E não havia como não ser igualmente fã das mil e uma vozes muito antes feitas para os desenhos animados dos anos 60 e 70 que já fazia com maestria o pessoal da geração anterior àquela com quem eu descobria a dublagem – como não se lembrar, por exemplo, do Marinheiro Popeye, Gato Guerreiro (da animação He-Man), ALF O E.T.eimoso, Scooby-Doo ou O Vingador (de Caverna do Dragão), todos na icônica voz do hoje centenário Orlando Drummond (o eterno Seu Peru da Escolinha do Professor Raimundo, aposentado desde 2014) ou Mário Monjardim e as eternas caracterizações de seus "Ô, diabos!" para personagens como Salsicha (Scooby-Doo), Pernalonga e o ator Gene Wilder - artistas que, com certeza, influenciaram diretamente não só a mim como também grandes dubladores que os seguiram, como os grandes Miriam Ficher (voz de Nicole Kidman, Jodie Foster, Wynona Ryder, Meg Ryan e Angelina Jolie), Nelson Machado (cultuado por seus trabalhos como o Quico do Chaves e Chucky, o Brinquedo Assasssino), Márcio Simões (Coringa de Heath Ledger, Kevin Spacey, Samuel L Jackson), Manolo Rey (a eterna "voz de adolescente" por trás de Tobey Macguire e Michael J. Fox), Marcio Ribeiro (Robert Downey Jr., Tom Hanks Jim Carrey), Ricardo Schnetzer (dos "marrentos" Nicholas Cage, Al Pacino e Tom Cruise) e, por último, mas nada menos importante, Guilherme Briggs, espécie de ídolo nerd de milhões de internautas em decorrência do imenso apreço das novas gerações pelos seus trabalhos mais recentes na telinha, como Buzz Lightyear da franquia Toy Story, e graças ao seu canal de bonecos e vozes no YouTube (em que se vale, com humor adolescente em seu apartamento, para fazer rir com suas coleções de bonecos de personagens dublados por ele mesmo, como o transformer Optimus Prime), tornando-se, com isso, o maior e mais popular representante moderno daquela Velha Guarda cheia de maneirismos vocais diferentes...

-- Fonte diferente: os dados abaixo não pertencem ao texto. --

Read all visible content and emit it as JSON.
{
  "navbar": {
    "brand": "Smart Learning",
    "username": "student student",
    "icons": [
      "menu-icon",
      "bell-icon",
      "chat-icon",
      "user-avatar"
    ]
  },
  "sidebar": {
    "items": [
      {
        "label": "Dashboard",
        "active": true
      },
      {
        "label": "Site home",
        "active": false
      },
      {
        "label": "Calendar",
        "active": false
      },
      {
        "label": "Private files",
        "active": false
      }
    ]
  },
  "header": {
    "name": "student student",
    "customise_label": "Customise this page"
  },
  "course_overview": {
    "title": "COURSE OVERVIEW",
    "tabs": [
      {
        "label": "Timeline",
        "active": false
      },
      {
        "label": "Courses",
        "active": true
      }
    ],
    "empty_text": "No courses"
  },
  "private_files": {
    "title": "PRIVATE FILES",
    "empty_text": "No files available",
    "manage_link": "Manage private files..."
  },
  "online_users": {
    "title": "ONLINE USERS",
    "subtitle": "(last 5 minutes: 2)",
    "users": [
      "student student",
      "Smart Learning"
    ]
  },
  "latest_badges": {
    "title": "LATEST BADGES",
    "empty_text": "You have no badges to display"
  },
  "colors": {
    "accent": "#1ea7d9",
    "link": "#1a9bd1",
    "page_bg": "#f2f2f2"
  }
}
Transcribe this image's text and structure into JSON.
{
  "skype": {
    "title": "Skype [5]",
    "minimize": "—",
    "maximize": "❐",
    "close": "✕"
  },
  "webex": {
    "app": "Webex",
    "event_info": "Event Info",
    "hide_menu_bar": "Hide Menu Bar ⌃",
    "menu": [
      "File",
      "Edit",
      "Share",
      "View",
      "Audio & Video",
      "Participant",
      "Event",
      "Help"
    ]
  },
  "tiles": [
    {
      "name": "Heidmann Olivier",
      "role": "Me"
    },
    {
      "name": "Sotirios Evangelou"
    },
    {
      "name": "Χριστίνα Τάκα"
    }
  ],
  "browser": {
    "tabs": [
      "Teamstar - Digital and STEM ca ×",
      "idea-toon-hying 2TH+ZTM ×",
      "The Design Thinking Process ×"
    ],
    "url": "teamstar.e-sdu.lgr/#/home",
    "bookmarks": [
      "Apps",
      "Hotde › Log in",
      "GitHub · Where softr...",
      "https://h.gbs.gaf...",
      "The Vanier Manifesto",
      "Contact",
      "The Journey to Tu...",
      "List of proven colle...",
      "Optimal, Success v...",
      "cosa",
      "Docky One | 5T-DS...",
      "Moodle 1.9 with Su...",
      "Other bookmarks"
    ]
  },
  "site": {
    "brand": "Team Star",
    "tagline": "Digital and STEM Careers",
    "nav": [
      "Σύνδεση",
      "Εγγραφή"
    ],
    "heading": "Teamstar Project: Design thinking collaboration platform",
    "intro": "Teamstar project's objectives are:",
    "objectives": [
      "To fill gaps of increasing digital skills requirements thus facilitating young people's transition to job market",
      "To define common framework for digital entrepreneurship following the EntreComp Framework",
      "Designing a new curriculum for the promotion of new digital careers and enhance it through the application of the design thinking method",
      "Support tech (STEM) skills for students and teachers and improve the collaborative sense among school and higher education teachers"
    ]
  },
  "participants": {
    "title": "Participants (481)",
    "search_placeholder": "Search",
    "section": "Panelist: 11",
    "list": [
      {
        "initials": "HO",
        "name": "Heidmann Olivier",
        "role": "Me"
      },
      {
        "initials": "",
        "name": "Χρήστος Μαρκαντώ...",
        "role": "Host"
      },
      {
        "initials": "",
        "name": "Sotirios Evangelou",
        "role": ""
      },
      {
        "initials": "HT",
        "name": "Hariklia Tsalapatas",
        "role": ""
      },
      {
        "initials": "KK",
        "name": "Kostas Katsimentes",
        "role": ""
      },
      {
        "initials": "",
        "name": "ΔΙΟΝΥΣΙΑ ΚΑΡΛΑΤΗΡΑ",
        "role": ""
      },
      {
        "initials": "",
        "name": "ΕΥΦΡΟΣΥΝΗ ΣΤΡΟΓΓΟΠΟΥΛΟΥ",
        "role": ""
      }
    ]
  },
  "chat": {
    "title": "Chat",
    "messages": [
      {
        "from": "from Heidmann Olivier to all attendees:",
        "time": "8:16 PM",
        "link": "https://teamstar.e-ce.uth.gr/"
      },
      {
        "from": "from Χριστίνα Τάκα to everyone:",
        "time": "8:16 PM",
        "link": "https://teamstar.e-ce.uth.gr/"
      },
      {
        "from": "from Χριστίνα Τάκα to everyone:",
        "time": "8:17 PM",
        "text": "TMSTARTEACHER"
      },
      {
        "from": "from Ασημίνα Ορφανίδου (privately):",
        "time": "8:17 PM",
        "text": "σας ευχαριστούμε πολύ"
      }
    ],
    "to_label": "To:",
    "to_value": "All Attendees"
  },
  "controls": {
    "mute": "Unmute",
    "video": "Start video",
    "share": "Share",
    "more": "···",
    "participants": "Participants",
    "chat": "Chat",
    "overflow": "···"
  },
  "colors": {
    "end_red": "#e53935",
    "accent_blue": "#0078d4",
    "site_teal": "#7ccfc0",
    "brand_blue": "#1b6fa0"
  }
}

Muito do charme de Willys veio com a voz de Newton da Matta
Porque não há como negar que esta profissão carregue algo de muito lúdico e especial para todos que acompanham aquele filme ou seriado marcado pela voz de outro artista que não o intérprete original – ainda mais para aqueles que cresceram com essas sendo "as vozes" dos seus tipos favoritos! Só é de se lamentar que, apesar de toda a preferência voltada para as exibições legendadas, eu ainda me compadeça ao perceber, nalguma exibição na TV aberta ou mesmo paga, algum filme da minha infância ou adolescência tendo sido redublado... Só para citar um exemplo: os astros que antes "pertenciam" ao saudoso André Filho, como Stallone ou Christopher Reeve, passaram para Luiz Feier Motta – que, por mais talentoso que seja (ele, por exemplo, fez a voz do Narrador das Meninas SuperPoderosas), tem poucas inflexões se comparado ao mestre anterior... Afora o "choque" que tenho a cada vez que o ouço nalguma cena antes interpretada pelo André! De concluir que, tal como se dá com aquela "interpretação definitiva" na nossa canção preferida, sempre teremos nosso dublador ideal para determinado ator – não consigo ver, de jeito algum, Bruce Willys desde que sua "voz oficial", Newton da Matta (Lyon, dos Thundercats; Terence Hill etc.), faleceu e levou consigo toda a malandragem do eterno "John McLane"... Logo, por mais informativo que esta postagem tenha sido, a grande maioria das vozes aqui citadas já nem são mais ouvidas nas atuais versões brasileiras, a não ser que a dublagem original não se tenha deteriorado ou envelhecido tanto ou ainda que tal cópia passe somente naquelas sessões Corujão, ocasião em que só os mais velhos e saudosistas restarão insones em frente à TV para se deliciar com alguma voz antiga do seu passado afetivo...

Justamente por isso que, nesses tempos de saudosistas cultos virtuais, os dubladores acabaram se tornando pequenas celebridades festejadas nos mais diversos eventos de cultura geek pelo Brasil inteiro! Como também ocorre de, até hoje, gerações inteiras a partir dos anos 80 se divertirem de forma quase infantil com uma boa molecagem em torno de locuções e dublagens – vide os sucessos televisivos de dois fenômenos culturais da antiga MTV (anos 90 e 2000): as narrações esportivas feitas pelos comediantes Marco Bianchi e Paulo Bonfá nas disputas de Futebol Society entre famosas bandas brasileiras no campeonato RockGol – em que pululavam apelidos aos roqueiros e regueiros na disputa ("Wolverine Valadão" para Nazi; "Chiliquenta" para Tony Garrido etc.), pérolas como "Totalmente excelente", "Tirem as crianças da sala" e "Maravilha, Alberto!" emulavam bordões futebolísticos antigos e interrupções das partidas mais modorrentas ao cantarem "clássicos" infantis em Inglês como Swimmingpool e I love the flowers no meio das locuções... E a sessão cult Tela Class, última criação do genial grupo Hermes e Renato naquele canal (a trupe se acabaria, literalmente, na TV Record no programa Legendários, alguns anos depois), em que os despirocados paulistas de boca suja escolhiam a dedo filmes Z desconhecidos e lascavam-lhes dublagens toscas e, justamente por isso, hilárias...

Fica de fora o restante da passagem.